Let’s look at our three “options,” so to speak.

Friend. Understandably, a stepparent — especially one new to the scene — may attempt to be their stepchild’s friend. Why? Because they want them to like them, of course. Everyone getting along creates a happy household. Plus, who wants to be the evil stepparent? The child or children disliking or even hating you can create a wedge between you and your spouse and make all of your lives miserable.

However, just like parenting, I don’t believe that stepparents should be viewed as a friend. The level of “power” you have to discipline, influence, etc. will differ depending on your specific situation, but you are still an adult. Much like teachers and coaches, you should be looked up to with respect as you try to do your part to help the child grow into a healthy, happy, successful adult.

Foe. Some well-intentioned stepparents enter the scene guns blazing. I’d like to give them the benefit of the doubt that they’re simply trying to establish themselves as a loving, but authoritative parent. Perhaps they’re trying to prevent future issues with the children not listening to them and think if they’re strict now, they won’t have to be even stricter down the road.

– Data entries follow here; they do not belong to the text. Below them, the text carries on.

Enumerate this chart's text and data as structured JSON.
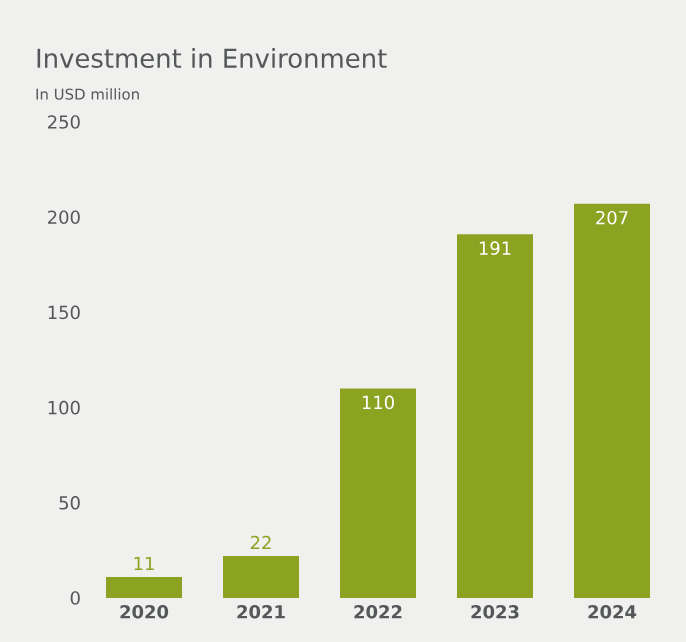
{
  "chart_data": {
    "type": "bar",
    "title": "Investment in Environment",
    "subtitle": "In USD million",
    "categories": [
      "2020",
      "2021",
      "2022",
      "2023",
      "2024"
    ],
    "values": [
      11,
      22,
      110,
      191,
      207
    ],
    "color": "#8ca321",
    "ylim": [
      0,
      250
    ],
    "yticks": [
      0,
      50,
      100,
      150,
      200,
      250
    ],
    "grid": false,
    "data_labels": true
  }
}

However you and your spouse have chosen to define your role, my advice is to ease into that role together as a family. When you come in hot, you may alienate your stepchild and prolong or even prevent the close relationship you want to have with them.

Babysitter. Yes, I don’t think this is a bad way to look at it! Assuming, of course, that we’re talking about the babysitter that’s a straight A student, took a CPR class and really is doing their best. Not the babysitter who lets the kids watch TV all night while they hang out with a friend they invited over.

I see the similarities between babysitting and stepparenting because babysitters carry out the wishes of the parent. The parent expects the babysitter to not go rogue and create their own rules and the parent also expects the children to treat the babysitter with the same respect they give to their parents.

Of course, you want a deeper relationship that just that of a babysitter. The parallel is simply a helpful way to paint the picture of your parameters so you’re neither friend nor foe--but instead a loving, respected stepparent.